Is it a bug, or a feature that needs special care which is not
documented
in the postgresql documents? Is this extra byte overhead reflected by
VARHDRSZ? But a simple fgrep -r VARHDRSZ in the header files showed:

internal/c.h:#define VARHDRSZ ((int32) sizeof(int32))
internal/c.h: * always VARSIZE(ptr) - VARHDRSZ.
server/access/tuptoaster.h: VARHDRSZ))
server/utils/varbit.h:/* Header overhead *in addition to* VARHDRSZ */
server/utils/varbit.h:#define VARBITBYTES(PTR) (VARSIZE(PTR) -
VARHDRSZ - VARBITHDRSZ)
server/utils/varbit.h:
VARHDRSZ + VARBITHDRSZ)
server/c.h:#define VARHDRSZ ((int32) sizeof(int32))
server/c.h: * always VARSIZE(ptr) - VARHDRSZ.

which means VARHDRSZ should be sizeof(int32), which is always a constant
4
bytes. Is the VARBITHDRSZ relevant to this problem? But VARBITHDRSZ is
not
defined in any header files "make install-all-headers" installed.

BTW, if it's not a bug, this kind of implementation inconsistent with
common
sense is ugly and a potential of buggy code.

[1]: http://archives.postgresql.org/pgsql-hackers/1998-03/msg00430.php

Tom Lane

tgl@sss.pgh.pa.us

over 23 years ago

In reply to: Huaxin WANG (#1)

Re: Multibyte char encoding atttypmod weirdness

"Huaxin WANG" <wanghx@netspeed-tech.com> writes:

When locale is set to multibyte char encoding languages,
such as ja_JP.eucjp, and char encoding set to EUC_JP, for the char(20)
columns (attributes), the libpq ((PGresult *)res)->attDescs[0].atttypmod
returned by PQfmod(res, 0) is not correct. It's neither 20, nor 20+4 as
reported in the hackers' mail list [1], but something varying (which I
failed
to figure out). In my specific case, it's 25.

I don't think so. A column declared as char(N) *will* have an atttypmod
of N+4. The actual physical length in bytes of a column entry might
be more, though, since we measure N in terms of characters not bytes.

regards, tom lane

Huaxin WANG

wanghx@netspeed-tech.com

over 23 years ago

In reply to: Huaxin WANG (#1)

Re: Multibyte char encoding atttypmod weirdness

Sorry but I made a mistake in describing the problem.

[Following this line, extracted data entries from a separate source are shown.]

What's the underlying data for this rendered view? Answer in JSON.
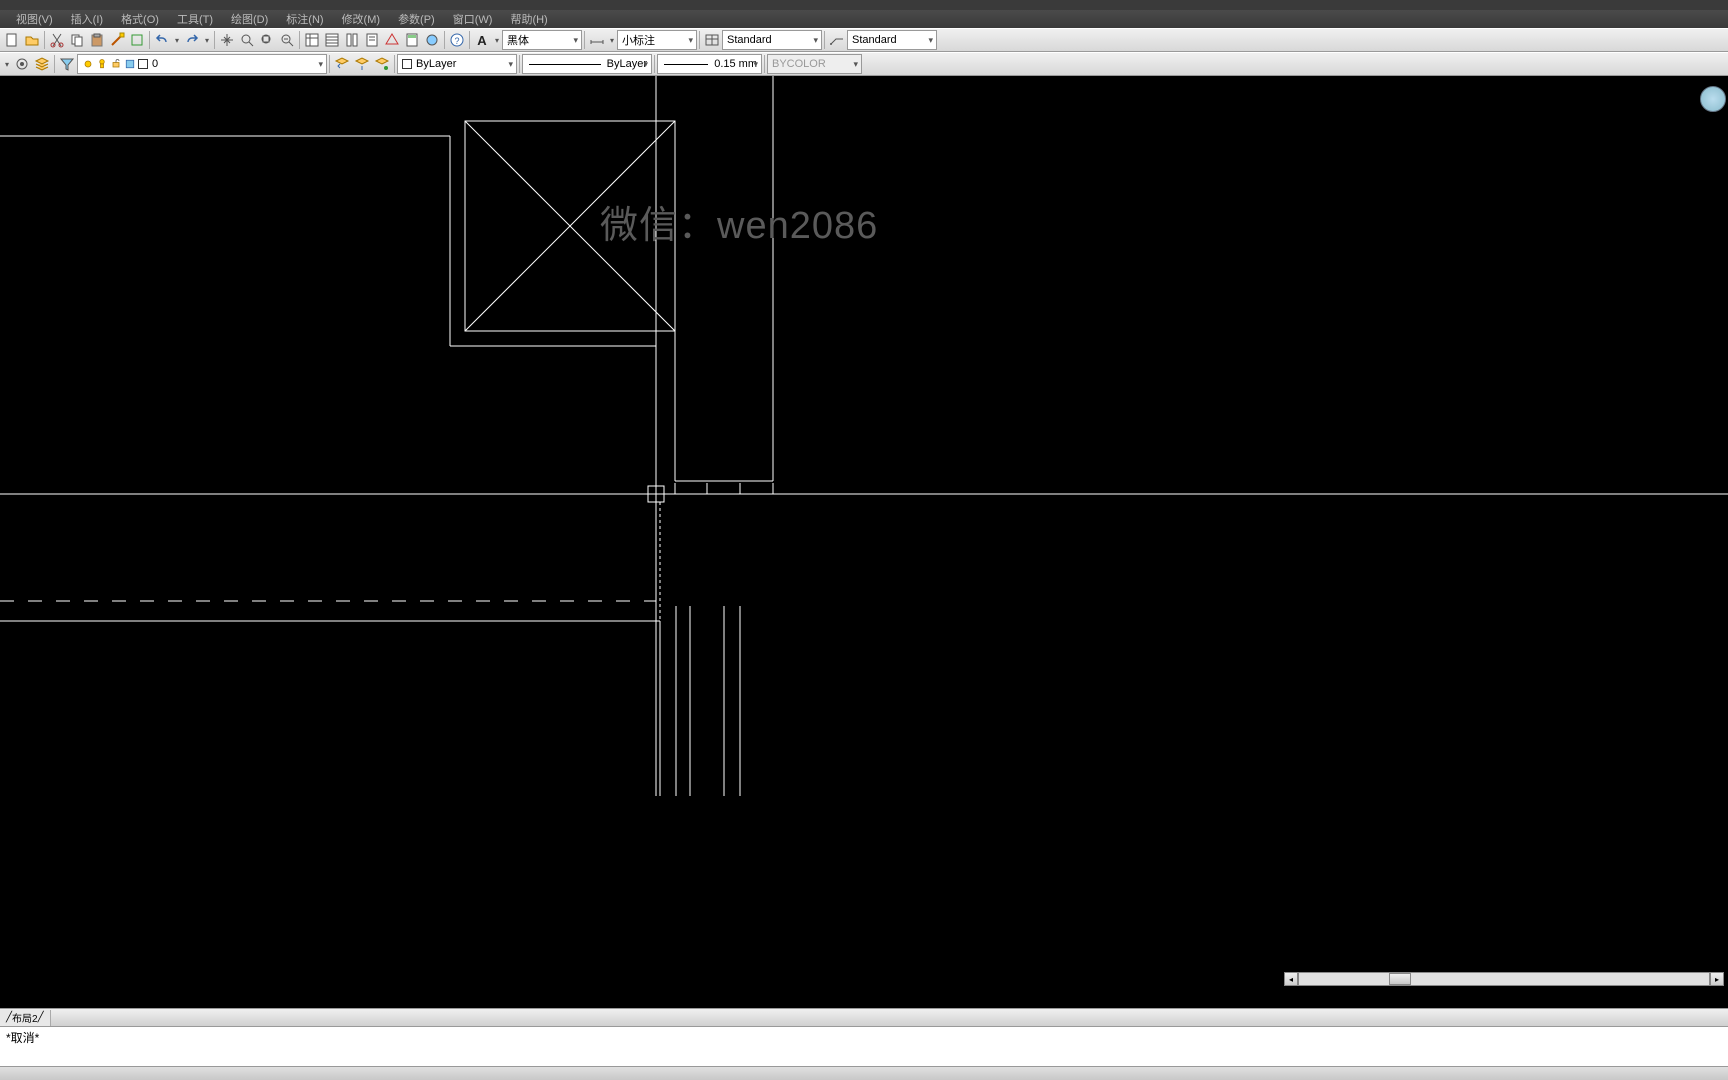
{
  "menus": {
    "view": "视图(V)",
    "insert": "插入(I)",
    "format": "格式(O)",
    "tools": "工具(T)",
    "draw": "绘图(D)",
    "dimension": "标注(N)",
    "modify": "修改(M)",
    "parametric": "参数(P)",
    "window": "窗口(W)",
    "help": "帮助(H)"
  },
  "styles": {
    "textstyle": "黑体",
    "dimstyle": "小标注",
    "tablestyle": "Standard",
    "mlstyle": "Standard"
  },
  "layer": {
    "current": "0",
    "color": "ByLayer",
    "linetype": "ByLayer",
    "lineweight": "0.15 mm",
    "plotstyle": "BYCOLOR"
  },
  "tabs": {
    "layout": "布局2"
  },
  "watermark": {
    "text": "微信：wen2086"
  },
  "command": {
    "cancel": "*取消*"
  }
}
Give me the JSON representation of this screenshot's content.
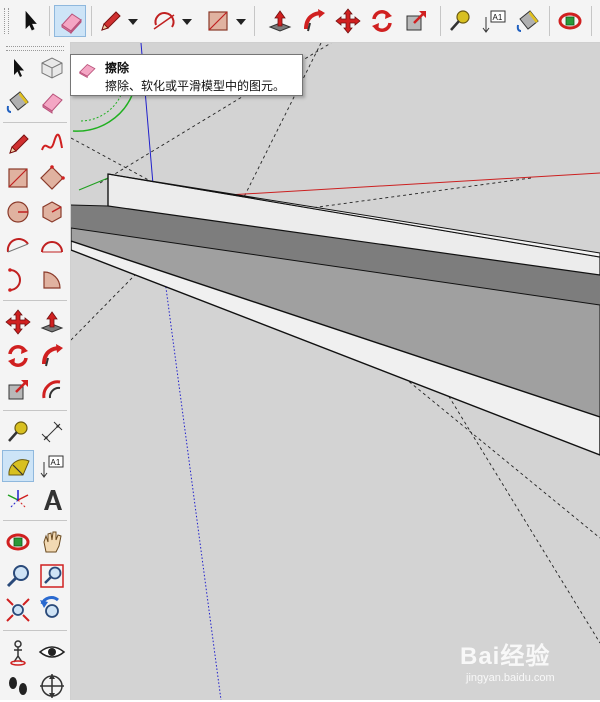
{
  "tooltip": {
    "title": "擦除",
    "description": "擦除、软化或平滑模型中的图元。"
  },
  "toolbar_icons": [
    "select-icon",
    "eraser-icon",
    "pencil-icon",
    "arc-icon",
    "rectangle-icon",
    "push-pull-icon",
    "follow-me-icon",
    "move-icon",
    "rotate-icon",
    "scale-icon",
    "tape-measure-icon",
    "text-icon",
    "paint-bucket-icon",
    "orbit-icon"
  ],
  "left_toolbar_icons": [
    "select-icon",
    "make-component-icon",
    "paint-bucket-icon",
    "eraser-icon",
    "line-icon",
    "freehand-icon",
    "rectangle-icon",
    "rotated-rectangle-icon",
    "circle-icon",
    "polygon-icon",
    "arc-icon",
    "two-point-arc-icon",
    "three-point-arc-icon",
    "pie-icon",
    "move-icon",
    "push-pull-icon",
    "rotate-icon",
    "follow-me-icon",
    "scale-icon",
    "offset-icon",
    "tape-measure-icon",
    "dimension-icon",
    "protractor-icon",
    "text-icon",
    "axes-icon",
    "3d-text-icon",
    "orbit-icon",
    "pan-icon",
    "zoom-icon",
    "zoom-window-icon",
    "zoom-extents-icon",
    "previous-view-icon",
    "position-camera-icon",
    "look-around-icon",
    "walk-icon",
    "section-plane-icon"
  ],
  "text_tool_label": "A1",
  "watermark": {
    "logo": "Bai经验",
    "url": "jingyan.baidu.com"
  },
  "colors": {
    "toolbar_bg": "#f4f4f4",
    "viewport_bg": "#d3d3d3",
    "selected_bg": "#cde4f7",
    "red_axis": "#cc2020",
    "green_axis": "#20a020",
    "blue_axis": "#2020cc"
  }
}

PQfmod(...) returns 20 + 4, but strlen(PQgetvalue(...)) returns
something varying, more than 24.

Since you said atttypmod is char len + 4, "The actual physical length in
bytes of a column entry might be more", it's dependant to the current
locale settings and multibyte/wide char related functions should be used
to calculate the byte length. Is there a simple and direct way to know
this byte lenght through libpq API? I will try to figure it out.

Thank you very much for you informative and helpful reply.

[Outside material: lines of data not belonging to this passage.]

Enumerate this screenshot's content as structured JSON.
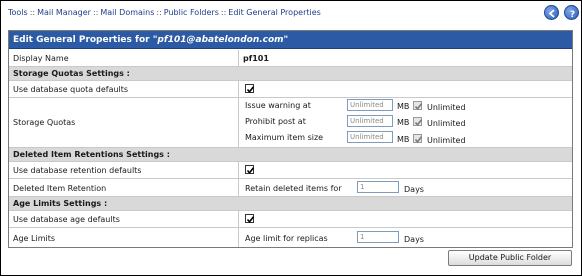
{
  "breadcrumb": {
    "items": [
      "Tools",
      "Mail Manager",
      "Mail Domains",
      "Public Folders",
      "Edit General Properties"
    ],
    "separator": "::"
  },
  "nav": {
    "back_icon": "back-arrow-icon",
    "help_icon": "help-icon"
  },
  "panel": {
    "title_prefix": "Edit General Properties for ",
    "title_folder": "\"pf101@abatelondon.com\""
  },
  "display_name": {
    "label": "Display Name",
    "value": "pf101"
  },
  "storage": {
    "section": "Storage Quotas Settings :",
    "use_defaults_label": "Use database quota defaults",
    "use_defaults_checked": true,
    "quotas_label": "Storage Quotas",
    "issue_warning": {
      "label": "Issue warning at",
      "placeholder": "Unlimited",
      "unit": "MB",
      "unlimited_label": "Unlimited"
    },
    "prohibit_post": {
      "label": "Prohibit post at",
      "placeholder": "Unlimited",
      "unit": "MB",
      "unlimited_label": "Unlimited"
    },
    "max_item": {
      "label": "Maximum item size",
      "placeholder": "Unlimited",
      "unit": "MB",
      "unlimited_label": "Unlimited"
    }
  },
  "retention": {
    "section": "Deleted Item Retentions Settings :",
    "use_defaults_label": "Use database retention defaults",
    "use_defaults_checked": true,
    "label": "Deleted Item Retention",
    "sub_label": "Retain deleted items for",
    "placeholder": "1",
    "unit": "Days"
  },
  "age": {
    "section": "Age Limits Settings :",
    "use_defaults_label": "Use database age defaults",
    "use_defaults_checked": true,
    "label": "Age Limits",
    "sub_label": "Age limit for replicas",
    "placeholder": "1",
    "unit": "Days"
  },
  "actions": {
    "update_label": "Update Public Folder"
  },
  "colors": {
    "title_bar": "#2d5aa4",
    "section_bg": "#d9d9d9",
    "link": "#1f3d8a"
  }
}
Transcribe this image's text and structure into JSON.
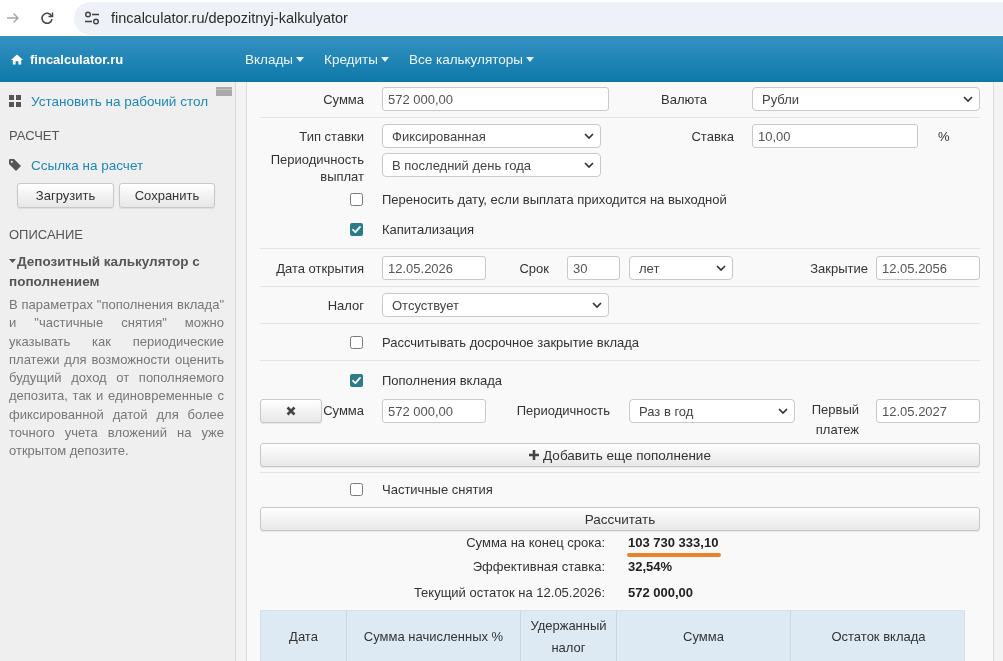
{
  "browser": {
    "url": "fincalculator.ru/depozitnyj-kalkulyator"
  },
  "navbar": {
    "brand": "fincalculator.ru",
    "menu": [
      {
        "label": "Вклады"
      },
      {
        "label": "Кредиты"
      },
      {
        "label": "Все калькуляторы"
      }
    ]
  },
  "sidebar": {
    "install_link": "Установить на рабочий стол",
    "calculation": {
      "heading": "РАСЧЕТ",
      "link": "Ссылка на расчет",
      "buttons": [
        "Загрузить",
        "Сохранить"
      ]
    },
    "description": {
      "heading": "ОПИСАНИЕ",
      "title": "Депозитный калькулятор с пополнением",
      "expanded": true,
      "text": "В параметрах \"пополнения вклада\" и \"частичные снятия\" можно указывать как периодические платежи для возможности оценить будущий доход от пополняемого депозита, так и единовременные с фиксированной датой для более точного учета вложений на уже открытом депозите."
    }
  },
  "form": {
    "amount": {
      "label": "Сумма",
      "value": "572 000,00"
    },
    "currency": {
      "label": "Валюта",
      "value": "Рубли"
    },
    "rate_type": {
      "label": "Тип ставки",
      "value": "Фиксированная"
    },
    "rate": {
      "label": "Ставка",
      "value": "10,00",
      "unit": "%"
    },
    "payout_frequency": {
      "label": "Периодичность выплат",
      "value": "В последний день года"
    },
    "shift_weekend_date": {
      "label": "Переносить дату, если выплата приходится на выходной",
      "checked": false
    },
    "capitalization": {
      "label": "Капитализация",
      "checked": true
    },
    "open_date": {
      "label": "Дата открытия",
      "value": "12.05.2026"
    },
    "term": {
      "label": "Срок",
      "value": "30",
      "unit": "лет"
    },
    "close_date": {
      "label": "Закрытие",
      "value": "12.05.2056"
    },
    "tax": {
      "label": "Налог",
      "value": "Отсуствует"
    },
    "early_closing": {
      "label": "Рассчитывать досрочное закрытие вклада",
      "checked": false
    },
    "top_ups": {
      "label": "Пополнения вклада",
      "checked": true,
      "items": [
        {
          "amount": {
            "label": "Сумма",
            "value": "572 000,00"
          },
          "frequency": {
            "label": "Периодичность",
            "value": "Раз в год"
          },
          "first_payment": {
            "label": "Первый платеж",
            "value": "12.05.2027"
          }
        }
      ],
      "add_button": "Добавить еще пополнение"
    },
    "partial_withdrawals": {
      "label": "Частичные снятия",
      "checked": false
    },
    "calculate_button": "Рассчитать"
  },
  "results": [
    {
      "label": "Сумма на конец срока:",
      "value": "103 730 333,10",
      "highlighted": true
    },
    {
      "label": "Эффективная ставка:",
      "value": "32,54%",
      "highlighted": false
    },
    {
      "label": "Текущий остаток на 12.05.2026:",
      "value": "572 000,00",
      "highlighted": false
    }
  ],
  "schedule_table": {
    "columns": [
      "Дата",
      "Сумма начисленных %",
      "Удержанный налог",
      "Сумма",
      "Остаток вклада"
    ]
  }
}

----- Original Message -----
From: "Tom Lane" <tgl@sss.pgh.pa.us>
To: "Huaxin WANG" <wanghx@netspeed-tech.com>
Cc: <pgsql-bugs@postgresql.org>
Sent: Monday, February 24, 2003 11:07 PM
Subject: Re: [BUGS] Multibyte char encoding atttypmod weirdness

"Huaxin WANG" <wanghx@netspeed-tech.com> writes:

When locale is set to multibyte char encoding languages,
such as ja_JP.eucjp, and char encoding set to EUC_JP, for the

char(20)

columns (attributes), the libpq ((PGresult

*)res)->attDescs[0].atttypmod

returned by PQfmod(res, 0) is not correct. It's neither 20, nor

20+4 as

reported in the hackers' mail list [1], but something varying (which

failed
to figure out). In my specific case, it's 25.

I don't think so. A column declared as char(N) *will* have an

atttypmod

Show quoted text

of N+4. The actual physical length in bytes of a column entry might
be more, though, since we measure N in terms of characters not bytes.

regards, tom lane